Business community asks province to reconsider timeline of minimum wage increase

President and CEO of the Ontario Chamber of Commerce Rocco Rossi. Rossi was one of several officials representing the province’s business community to recently ask the Ford government to reconsider its expedited introduction of a $15 per hour minimum wage. Photo credit: Flickr


While some have complained that Ontario’s new $15 per hour minimum wage is not enough, several organizations representing the province’s business community argue the increase is too much, too soon. 

According to local and provincial chambers of commerce, the sudden increase will stretch already-struggling businesses even further toward financial strain. 

“We support fair wages, and we recognize that workers have been impacted by the pandemic and an increased cost of living. However, two months is not enough time for businesses to plan for and implement such changes, especially when many will have already set their budgets for next year,” said Mishka Balsom, CEO of the Greater Niagara Chamber of Commerce (GNCC).

“Too many businesses are still recovering and are faced with continuous uncertainty. Many businesses are still not back to full capacity, are dealing with increasing costs of conducting business, or both, while at the same time confronting a depleted cashflow.”

Starting Jan. 1, 2022, the general minimum wage will increase from $14.35 to $15.00 per hour, with the special minimum wage for food servers eliminated and brought up to the general rate.

According to the province, the government introduced the changes because the cost of living has increased considerably over the past several months, but wages for many have not kept pace.

“Ontario’s workers have been the unsung heroes of this pandemic, as they’ve stocked shelves, kept our supply chain moving and helped so many of us enjoy a meal among family and friends at a local restaurant,” said Premier Doug Ford. “When we asked labour leaders what their priorities were, increasing the minimum wage was at the top of the list.”

But despite consulting “labour leaders”, there was apparently little to no discussion with the wider business community.

“We are disappointed in the lack of consultation on such a significant policy shift and departure from the scheduled wage increases,” said Rocco Rossi, president and CEO of the Ontario Chamber of Commerce (OCC). 

In a statement released on Tuesday, Rossi called the sudden introduction of the changes “dangerous”, asking the Ford government to reconsider its January start date.

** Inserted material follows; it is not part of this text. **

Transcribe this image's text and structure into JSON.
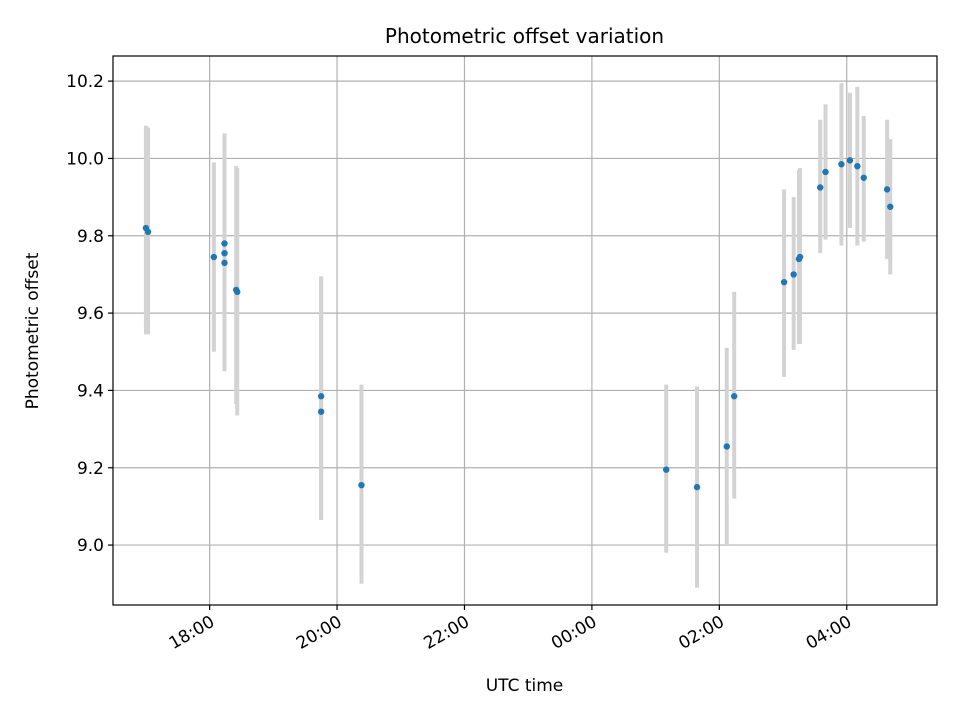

“It is dangerous to bring in major new labour reforms without addressing or protecting against unintended consequences, such as job losses, rising consumer costs, service cuts, and economic hardship for businesses and our greater economy,” said Rossi.

“We ask the Government of Ontario to work with us and other business organizations to ensure that a sudden and unplanned minimum wage hike does not do more harm than good. The government needs to re-evaluate the timeline and consider debt forgiveness for impacted businesses to support this unanticipated change in policy.”

The Canadian Federation of Independent Business (CFIB) echoed the OCC’s call to alter the proposed implementation timeline, pointing out the precarious situation many small businesses still find themselves in at the tail-end of the pandemic.

“The Ontario government’s surprise decision to increase the minimum wage without consultation comes at the worst possible time for small businesses,” read a joint statement from CFIB president Dan Kelly and the organization’s directors of provincial affairs for Ontario.

“We urge the Ontario government to reconsider the timing of its proposal, conduct an economic impact analysis and consult with the small business community on the best path forward, potential cost offsets and mitigation strategies as our economy looks to recover.”

According to Statistics Canada, from January to August 2021, there were 763,500 workers at or below the proposed general minimum wage of $15 per hour in Ontario. Of those workers, nearly 37 per cent were in retail trade, while close to 24 per cent were in accommodation and food services.